On February 17 at least 119 people were killed in a series of deadly bomb blasts in Quetta, the provincial capital of Balochistan, Pakistan. Approximately 90 of the dead were from Quetta’s 500,000-strong Hazara Shia population. Pakistan’s Shia minority lives in a constant state of threat; the Balochistan government placed the number of Shias killed in the province between 2008 and 2012 at 758.
The Sunni Muslim militant group Lashkar-e-Jhangvi claimed responsibility for the blasts. The LeJ in past years has been associated with a string of sectarian attacks from Shia street shootings to the assassination of former PM Benazir Bhutto in 2007. However, initial government inaction in this regard has been criticised.
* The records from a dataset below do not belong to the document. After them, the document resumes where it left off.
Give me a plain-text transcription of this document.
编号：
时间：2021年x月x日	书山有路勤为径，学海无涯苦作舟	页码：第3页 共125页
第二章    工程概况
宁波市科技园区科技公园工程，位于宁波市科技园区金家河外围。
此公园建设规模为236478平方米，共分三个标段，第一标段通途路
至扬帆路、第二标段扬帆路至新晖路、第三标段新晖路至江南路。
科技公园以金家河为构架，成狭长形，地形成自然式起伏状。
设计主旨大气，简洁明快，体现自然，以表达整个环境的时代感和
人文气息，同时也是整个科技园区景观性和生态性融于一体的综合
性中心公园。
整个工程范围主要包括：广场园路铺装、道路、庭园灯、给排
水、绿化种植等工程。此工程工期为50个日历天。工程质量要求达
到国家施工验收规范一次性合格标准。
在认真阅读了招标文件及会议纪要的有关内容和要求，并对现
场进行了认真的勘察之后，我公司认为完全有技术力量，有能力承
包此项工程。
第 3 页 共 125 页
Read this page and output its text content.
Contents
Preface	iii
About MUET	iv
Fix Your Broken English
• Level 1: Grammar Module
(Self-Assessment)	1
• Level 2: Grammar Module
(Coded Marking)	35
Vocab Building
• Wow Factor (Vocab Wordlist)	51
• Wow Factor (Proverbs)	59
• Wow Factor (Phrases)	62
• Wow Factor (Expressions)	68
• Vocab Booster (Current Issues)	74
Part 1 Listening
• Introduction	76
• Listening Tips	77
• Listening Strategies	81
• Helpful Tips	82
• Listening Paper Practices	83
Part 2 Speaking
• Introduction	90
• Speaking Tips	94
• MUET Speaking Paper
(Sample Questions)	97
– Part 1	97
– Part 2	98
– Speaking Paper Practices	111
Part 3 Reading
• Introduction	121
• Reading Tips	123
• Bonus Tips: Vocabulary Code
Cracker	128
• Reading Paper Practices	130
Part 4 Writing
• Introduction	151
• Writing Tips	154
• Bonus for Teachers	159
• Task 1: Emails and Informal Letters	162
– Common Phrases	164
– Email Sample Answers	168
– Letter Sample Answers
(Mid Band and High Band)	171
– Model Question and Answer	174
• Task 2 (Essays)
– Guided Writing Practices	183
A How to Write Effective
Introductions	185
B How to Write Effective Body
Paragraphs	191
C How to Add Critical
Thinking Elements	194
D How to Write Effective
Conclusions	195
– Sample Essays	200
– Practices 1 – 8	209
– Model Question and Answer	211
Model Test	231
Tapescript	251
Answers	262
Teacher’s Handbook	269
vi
Coffins have recently covered the streets as part of a symbolic vigil and civilian protest against slow government responses. Only now are the coffins being removed following reports that the Pakistani police have arrested 170 suspects.
Few acknowledge the influence of LeJ in the NW tribal regions of Pakistan, where according to analysts highly-skilled LeJ members form the core of the Pakistani-Taliban group Tehrik Talian Pakistan (TTP). Some top TTP leaders were previously members of LeJ in Punjab, indicating the labyrinthine nature of what is already acknowledged as a vast militant network. In Punjab the LeJ have a strong electoral presence thanks mainly to the patronage they enjoyed during General Pervez Musharraf’s military regime. The heart of the crisis is that provincial politicians will not risk losing votes in upcoming elections by wholeheartedly combating anti-Shia terror networks.